Chroniques musique

 

Olivia ruiz - Coversleeve.qxp_Coversleeve - recto

Olivia Ruiz, la sensuelle

Quelle incroyable façon de passer à côté de l’univers d’Olivia Ruiz que de le qualifier  de « foldingue », comme on l’a lu à diverses reprises  ! Tout ça parce que son premier tube, en 2005 , s’appelait « La Femme chocolat » !  Or le monde de la jeune chanteuse est tout sauf foutraque. Celle qui marqua de sa personnalité la 1ère « Star Academy » en 2001 serait plus proche d’une Juliette Greco – pour la sensualité extrême – qui aurait « transité » par des artistes comme Serge Gainsbourg, Claude Nougaro ou Alain Baschung. Le titre de l’album, A nos corps-aimants, ou celui de la chanson vedette, « Mon corps mon amour », disent tout et brouillent les messages trop souvent fades de l’époque actuelle. Que chante-t-elle ? « Je baise donc je suis ». « Rien ne dissocie mes chairs et mon âme »…  Superbes lignes à dimension quasi métaphysique et qui laissent entrevoir une femme qui vit ses pulsions jusqu’au bout de ses fantasmes. Une femme de 2017 ?   Peut-être…  En tout cas, ce cinquième opus de la belle Olivia est important par ses textes qui ne sont pas forcément servis par une réalisation artistique, entre rock, espagnolades ou variété française, et des musiques qui ne vous arrachent pas vraiment de votre fauteuil.  Il n’empêche, ces confessions d’un « amer ego » touchent et valent le détour de l’oreille.

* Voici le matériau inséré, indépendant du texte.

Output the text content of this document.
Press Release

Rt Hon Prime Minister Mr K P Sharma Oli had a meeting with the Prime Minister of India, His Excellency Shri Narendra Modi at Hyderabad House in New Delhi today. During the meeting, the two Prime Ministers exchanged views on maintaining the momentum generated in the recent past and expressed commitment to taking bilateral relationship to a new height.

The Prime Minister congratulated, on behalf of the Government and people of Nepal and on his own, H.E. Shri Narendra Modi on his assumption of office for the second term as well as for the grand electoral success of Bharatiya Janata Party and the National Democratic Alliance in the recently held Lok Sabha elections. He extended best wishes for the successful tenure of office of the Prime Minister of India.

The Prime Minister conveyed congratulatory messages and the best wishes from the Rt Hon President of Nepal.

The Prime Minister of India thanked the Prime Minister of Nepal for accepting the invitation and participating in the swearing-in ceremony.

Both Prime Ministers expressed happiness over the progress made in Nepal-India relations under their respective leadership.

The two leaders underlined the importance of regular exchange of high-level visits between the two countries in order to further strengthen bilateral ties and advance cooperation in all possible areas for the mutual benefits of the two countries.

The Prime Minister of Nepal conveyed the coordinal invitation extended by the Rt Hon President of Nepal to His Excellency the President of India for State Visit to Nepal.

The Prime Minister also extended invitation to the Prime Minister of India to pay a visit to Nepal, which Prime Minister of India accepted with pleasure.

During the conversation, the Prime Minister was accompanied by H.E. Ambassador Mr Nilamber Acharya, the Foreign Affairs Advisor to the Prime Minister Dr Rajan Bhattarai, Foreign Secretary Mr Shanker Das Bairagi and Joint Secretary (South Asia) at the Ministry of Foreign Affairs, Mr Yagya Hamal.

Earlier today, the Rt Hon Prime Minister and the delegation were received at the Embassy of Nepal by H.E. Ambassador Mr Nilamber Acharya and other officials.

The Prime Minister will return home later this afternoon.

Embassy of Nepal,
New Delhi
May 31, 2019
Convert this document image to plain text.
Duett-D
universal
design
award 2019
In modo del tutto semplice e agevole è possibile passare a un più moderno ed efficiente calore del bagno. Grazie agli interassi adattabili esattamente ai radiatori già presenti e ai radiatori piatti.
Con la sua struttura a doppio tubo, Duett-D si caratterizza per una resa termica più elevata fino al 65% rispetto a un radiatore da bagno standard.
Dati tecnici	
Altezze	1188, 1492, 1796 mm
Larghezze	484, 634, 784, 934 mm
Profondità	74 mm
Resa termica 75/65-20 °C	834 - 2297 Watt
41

A nos corps-aimants. Olivia Ruiz. Polydor/Universal.

Album Artwork

Immortel David Bowie

On ne cessera jamais de s’extasier devant cette manie qu’ont les créateurs de comédie musicale d’affadir, de dénerver la puissance d’une œuvre. Voici David Bowie maintenant victime du « syndrome Broadway » ! Lazarus, pièce conçue par la rock-star britannique un an avant sa mort  comme la continuation de L’Homme qui venait d’ailleurs  (1976),  le premier film dans laquelle il tenait le rôle principal, a été  jouée à New York il y a quelques mois et à Londres jusqu’à la mi-janvier. Le premier CD en est la bande son ; tous les grands titres du Starman y sont passés à la moulinette du fadasse mainstream américain. En revanche, obligation absolue de s’approprier le second disque qui contient les quatre chansons composées pour l’occasion par le maestro. Rien de musicalement novateur, juste le dernier souffle d’un très grand créateur et c’est grandiose. Avec, notamment, le plus que sublime « No Plan » ; voix fragile qui ânonne la mort à venir sur des harmonies mineures. L’artiste qui s’apprête à « connaître l’inconnaissable » (Husserl).  Moment esthétique absolu.

Lazarus. Sony Music.

unspecified

Ainsi est Holybrune…

Son premier EP s’intitule Pandemonium c’est-à-dire la capitale imaginaire des enfers, le siège des démons, rien que cela !  Mais damoiselle Holybrune, superbe métisse, veut trancher dans le lard, se singulariser par rapport à la nouvelle vague de jeunes chanteuses françaises et, pour ce faire, joue un rôle de belle perverse.  Elle y parvient partiellement avec ce « 6 titres » qui navigue plus ou moins habilement entre RnB, électro, le tout additionné d’un zeste d’esprit rock.  « Nuit noire » entre dans cette catégorie et, surtout, « Ainsi soit-il » (clip superbe, mélodie et paroles qui tiennent la route, arrangements efficaces) émergent nettement du lot. A suivre…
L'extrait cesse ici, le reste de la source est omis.